The 128-to-57 vote at Tufts, announced after ballots were tallied on Thursday, precedes an October 4 ballot count for adjuncts at Bentley University, who are also voting on whether to unionize with the SEIU as part of the Adjunct Action campaign.
The campaign's strategy is to organize adjuncts across a metropolitan area and put colleges in that region under competitive pressure to improve both pay and working conditions for their own adjuncts. About two-thirds of faculty employees in the Boston region are not on the tenure track, according to data released by the SEIU.
The union has pursued the same strategy in the Washington, D.C., metropolitan region. After adjuncts at Georgetown University voted to unionize with the SEIU last May, the union now represents part-time professors at four institutions in that area: Georgetown, George Washington, and American Universities, and Montgomery College.
Other regional campaigns are under way in New Hampshire, Connecticut, and California, where the Adjunct Action project had previously announced a Los Angeles campaign.
Rebecca K. Gibson, a lecturer in the English department at Tufts, said she hoped the new union at her institution would eventually push for longer-term contracts.
"You feel uncertain and not treasured, even though you're giving a lot to your classes," said Ms. Gibson, who has been at Tufts since 1995.
Having multiple adjunct faculties in one regional area represented by the SEIU will strengthen their message, said Joan L. Atlas, an adjunct professor of English and media studies at Bentley.
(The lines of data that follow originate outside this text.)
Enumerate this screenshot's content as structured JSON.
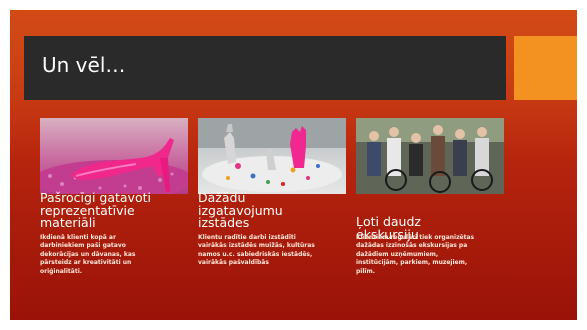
{
  "slide": {
    "title": "Un vēl…",
    "colors": {
      "background": "#c02f10",
      "title_bar": "#2a2a2a",
      "accent": "#f39220"
    }
  },
  "columns": [
    {
      "heading_lines": [
        "Pašrocīgi gatavoti",
        "reprezentatīvie",
        "materiāli"
      ],
      "description_lines": [
        "Ikdienā klienti kopā ar",
        "darbiniekiem paši gatavo",
        "dekorācijas un dāvanas, kas",
        "pārsteidz ar kreativitāti un",
        "oriģinalitāti."
      ]
    },
    {
      "heading_lines": [
        "Dažādu",
        "izgatavojumu",
        "izstādes"
      ],
      "description_lines": [
        "Klientu radītie darbi izstādīti",
        "vairākās izstādēs muižās, kultūras",
        "namos u.c. sabiedriskās iestādēs,",
        "vairākās pašvaldībās"
      ]
    },
    {
      "heading_lines": [
        "Ļoti daudz",
        "ekskursiju"
      ],
      "description_lines": [
        "Klientiem regulāri tiek organizētas",
        "dažādas izzinošās ekskursijas pa",
        "dažādiem uzņēmumiem,",
        "institūcijām, parkiem, muzejiem,",
        "pilīm."
      ]
    }
  ]
}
"This effort is recognizing that there are thousands of adjuncts in the greater Boston area who are all struggling with the same problems, the same working conditions," she said.
Ms. Atlas, who represents adjuncts in Bentley's Faculty Senate, said she expected that enough faculty members there would vote to organize.
Ms. Gibson, at Tufts, said that forming multiple unions in one regional area can help adjunct faculty members find similarities across institutions.
"There are lots of us, people who are dedicated teachers, who love being in the classroom with students," Ms. Gibson said. "That love has, in a way, been taken advantage of."